Hoofdstuk 7
"Deze ging naar Pilatus en vroeg om het lichaam van Jezus"
(Lucas 23:52)
2 januari 1844 's avonds
1. Weer wordt u ook hier de vrije keus gelaten zo’n centraalzon
uit het boek des levens te citeren; kies daarom een tekst.
2. "Deze ging
naar Pilatus en vroeg om het lichaam van Jezus".
3. U hebt de tekst gekozen; maar Ik heb u niet geholpen, dat u juist zulke
teksten kiest, die voor onze zaak schijnen te zijn gemaakt.
4. Jozef van Arimathea ging naar Pilatus en vroeg om het lichaam van de Heer, dat hem door Pilatus ook werd gegeven.

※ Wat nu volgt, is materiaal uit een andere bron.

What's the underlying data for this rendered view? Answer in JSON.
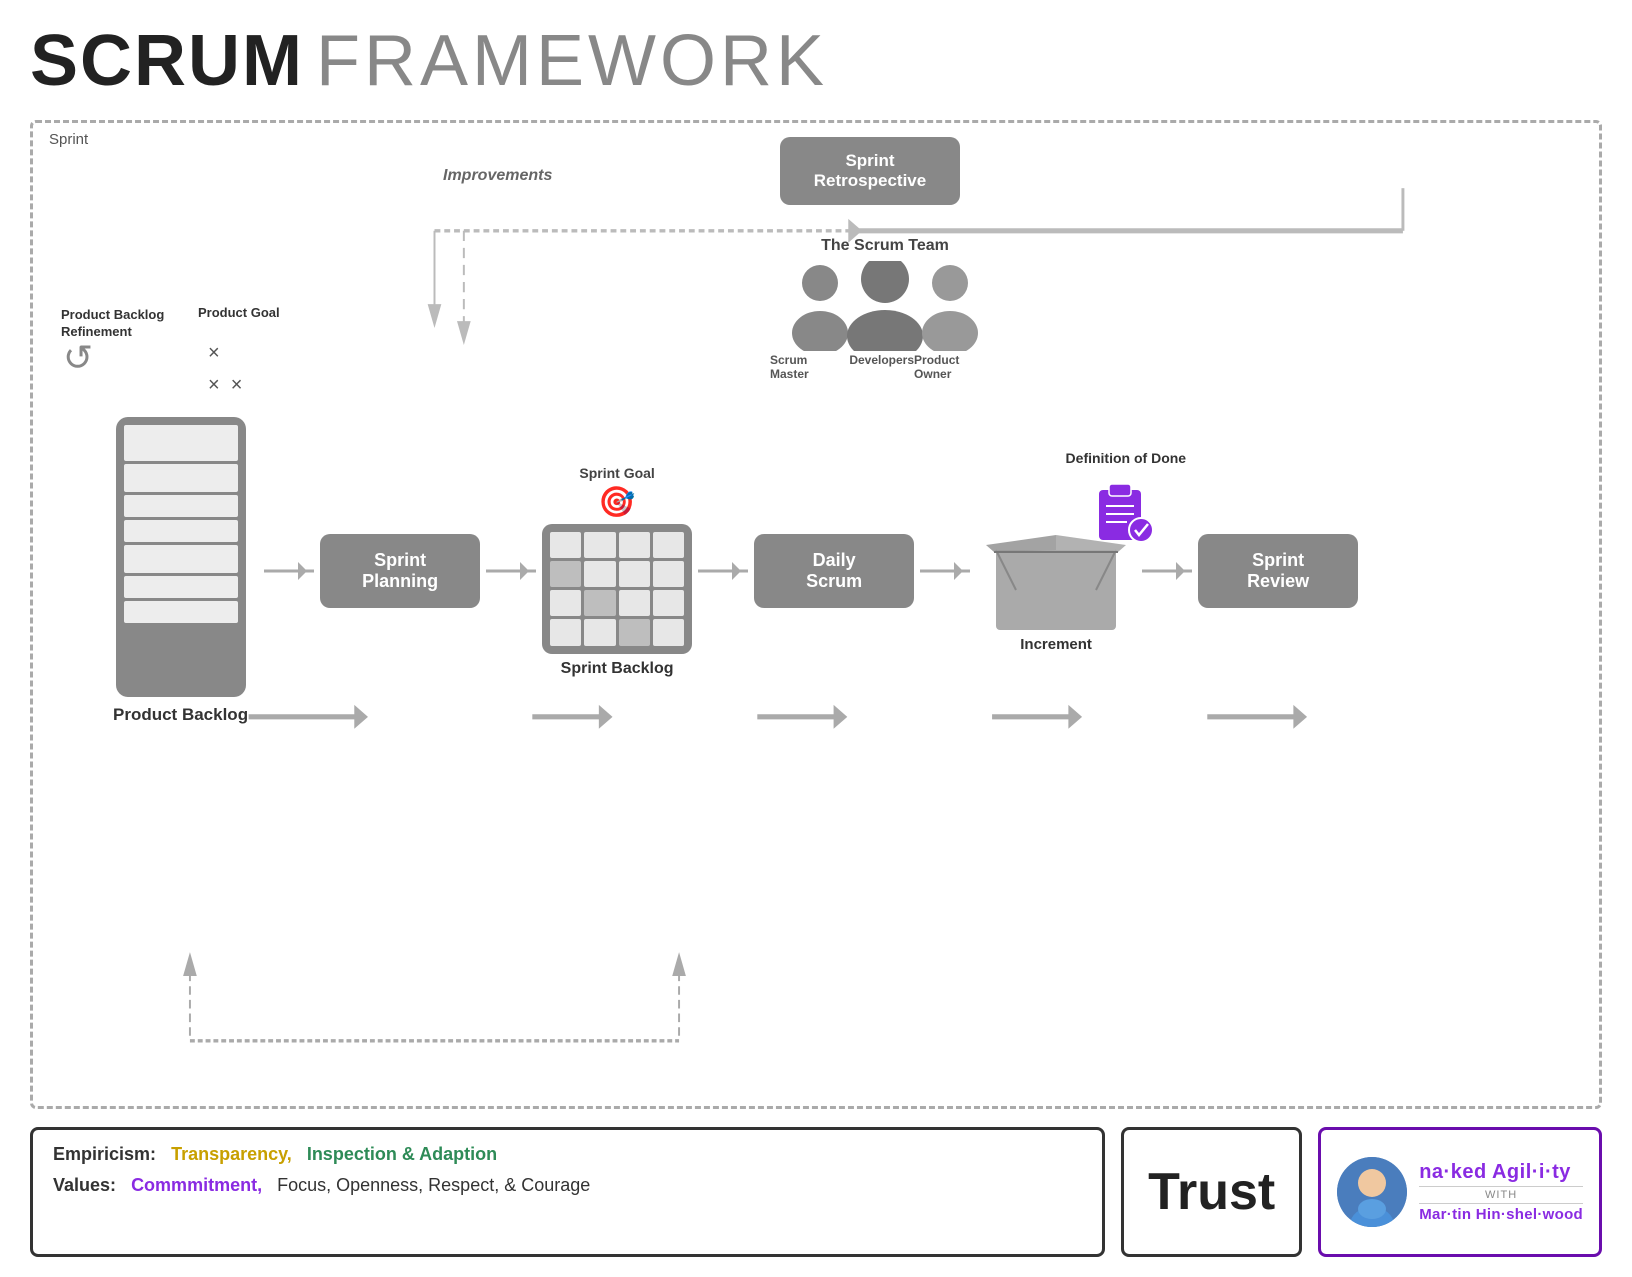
{
  "title": {
    "bold": "SCRUM",
    "light": "FRAMEWORK"
  },
  "sprint_label": "Sprint",
  "improvements_label": "Improvements",
  "refinement_label": "Product Backlog\nRefinement",
  "product_goal_label": "Product Goal",
  "product_backlog_label": "Product Backlog",
  "sprint_goal_label": "Sprint Goal",
  "sprint_backlog_label": "Sprint Backlog",
  "daily_scrum_label": "Daily\nScrum",
  "increment_label": "Increment",
  "dod_label": "Definition of Done",
  "sprint_planning_label": "Sprint\nPlanning",
  "sprint_review_label": "Sprint\nReview",
  "sprint_retrospective_label": "Sprint\nRetrospective",
  "team": {
    "title": "The Scrum Team",
    "roles": {
      "left": "Scrum Master",
      "center": "Developers",
      "right": "Product Owner"
    }
  },
  "bottom": {
    "empiricism_label": "Empiricism:",
    "transparency": "Transparency,",
    "inspection_adaption": "Inspection & Adaption",
    "values_label": "Values:",
    "commitment": "Commmitment,",
    "other_values": "Focus, Openness, Respect, & Courage",
    "trust_label": "Trust",
    "brand_name_bold": "na·ked Agil·i·ty",
    "brand_with": "WITH",
    "brand_person": "Mar·tin Hin·shel·wood"
  },
  "colors": {
    "accent_purple": "#8a2be2",
    "accent_yellow": "#c8a000",
    "accent_green": "#2e8b57",
    "box_gray": "#888888",
    "text_dark": "#222222",
    "text_mid": "#555555",
    "border": "#333333"
  }
}
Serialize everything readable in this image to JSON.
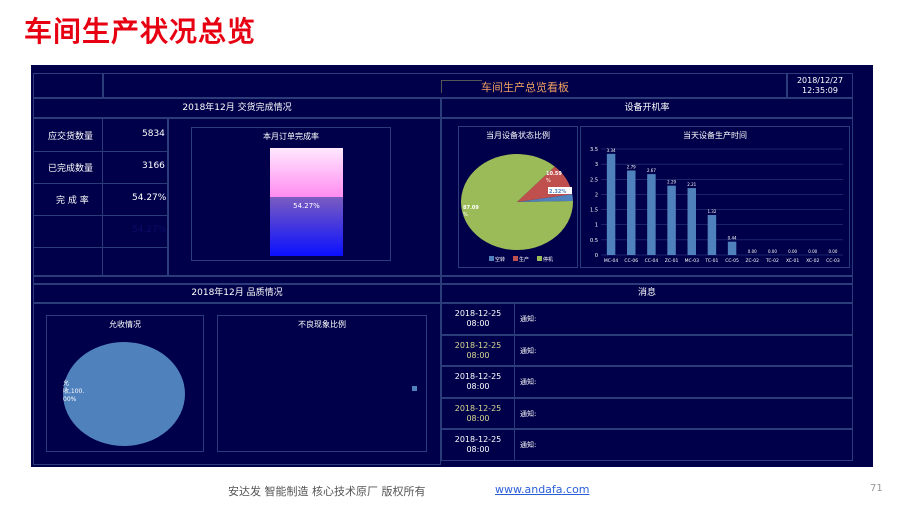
{
  "slide": {
    "title": "车间生产状况总览",
    "page_number": "71"
  },
  "board": {
    "title": "车间生产总览看板",
    "date": "2018/12/27",
    "time": "12:35:09"
  },
  "delivery": {
    "header": "2018年12月 交货完成情况",
    "rows": [
      {
        "label": "应交货数量",
        "value": "5834"
      },
      {
        "label": "已完成数量",
        "value": "3166"
      },
      {
        "label": "完 成 率",
        "value": "54.27%"
      },
      {
        "label": "",
        "value": "54.27%"
      }
    ],
    "order_chart": {
      "title": "本月订单完成率",
      "value_label": "54.27%",
      "fraction": 0.5427
    }
  },
  "equipment": {
    "header": "设备开机率",
    "pie": {
      "title": "当月设备状态比例",
      "slices": [
        {
          "name": "空转",
          "value": 2.32,
          "label": "2.32%",
          "color": "#4f81bd"
        },
        {
          "name": "生产",
          "value": 10.59,
          "label": "10.59 %",
          "color": "#c0504d"
        },
        {
          "name": "停机",
          "value": 87.09,
          "label": "87.09 %",
          "color": "#9bbb59"
        }
      ]
    },
    "bars": {
      "title": "当天设备生产时间",
      "y_ticks": [
        "3.5",
        "3",
        "2.5",
        "2",
        "1.5",
        "1",
        "0.5",
        "0"
      ]
    }
  },
  "chart_data": {
    "type": "bar",
    "title": "当天设备生产时间",
    "categories": [
      "MC-04",
      "CC-06",
      "CC-04",
      "ZC-01",
      "MC-03",
      "TC-01",
      "CC-05",
      "ZC-02",
      "TC-02",
      "XC-01",
      "XC-02",
      "CC-03"
    ],
    "values": [
      3.34,
      2.79,
      2.67,
      2.29,
      2.21,
      1.32,
      0.44,
      0.0,
      0.0,
      0.0,
      0.0,
      0.0
    ],
    "value_labels": [
      "3.34",
      "2.79",
      "2.67",
      "2.29",
      "2.21",
      "1.32",
      "0.44",
      "0.00",
      "0.00",
      "0.00",
      "0.00",
      "0.00"
    ],
    "ylim": [
      0,
      3.5
    ],
    "xlabel": "",
    "ylabel": ""
  },
  "quality": {
    "header": "2018年12月 品质情况",
    "acceptance": {
      "title": "允收情况",
      "label_line1": "允",
      "label_line2": "收,100.",
      "label_line3": "00%"
    },
    "defects": {
      "title": "不良现象比例"
    }
  },
  "messages": {
    "header": "消息",
    "items": [
      {
        "date": "2018-12-25",
        "time": "08:00",
        "text": "通知:"
      },
      {
        "date": "2018-12-25",
        "time": "08:00",
        "text": "通知:"
      },
      {
        "date": "2018-12-25",
        "time": "08:00",
        "text": "通知:"
      },
      {
        "date": "2018-12-25",
        "time": "08:00",
        "text": "通知:"
      },
      {
        "date": "2018-12-25",
        "time": "08:00",
        "text": "通知:"
      }
    ]
  },
  "footer": {
    "text": "安达发   智能制造 核心技术原厂    版权所有",
    "link": "www.andafa.com"
  },
  "colors": {
    "title_red": "#e60012",
    "dash_bg": "#00004a",
    "grid_line": "#2a3c7a",
    "bar": "#4f81bd"
  }
}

5. Deze Jozef van Arimathea was een vriend van Nikodemus
en deed dat meer in naam van zijn vriend, die goed bekend stond, dan in zijn
eigen naam. Want Nikodemus was in het geheim een
groot vereerder van Christus: maar uit een zekere vrees voor de hogepriesters
en de Farizeeën durfde hij dit niet helemaal openlijk te doen; daarom droeg hij
dit over aan zijn vriend, die eveneens een grote vriend van Christus was, maar
heel in het geheim. Deze korte verklaring is noodzakelijk om beter te begrijpen
hetgeen volgt.
6. Hoe past dan
echter deze tekst en tenminste dit kleine voor val in onze bedoeling?
7. Stel je onder Nikodemus de verborgen liefde voor de Heer voor; en
onder Jozef van Arimathea het geloof aan de Heer.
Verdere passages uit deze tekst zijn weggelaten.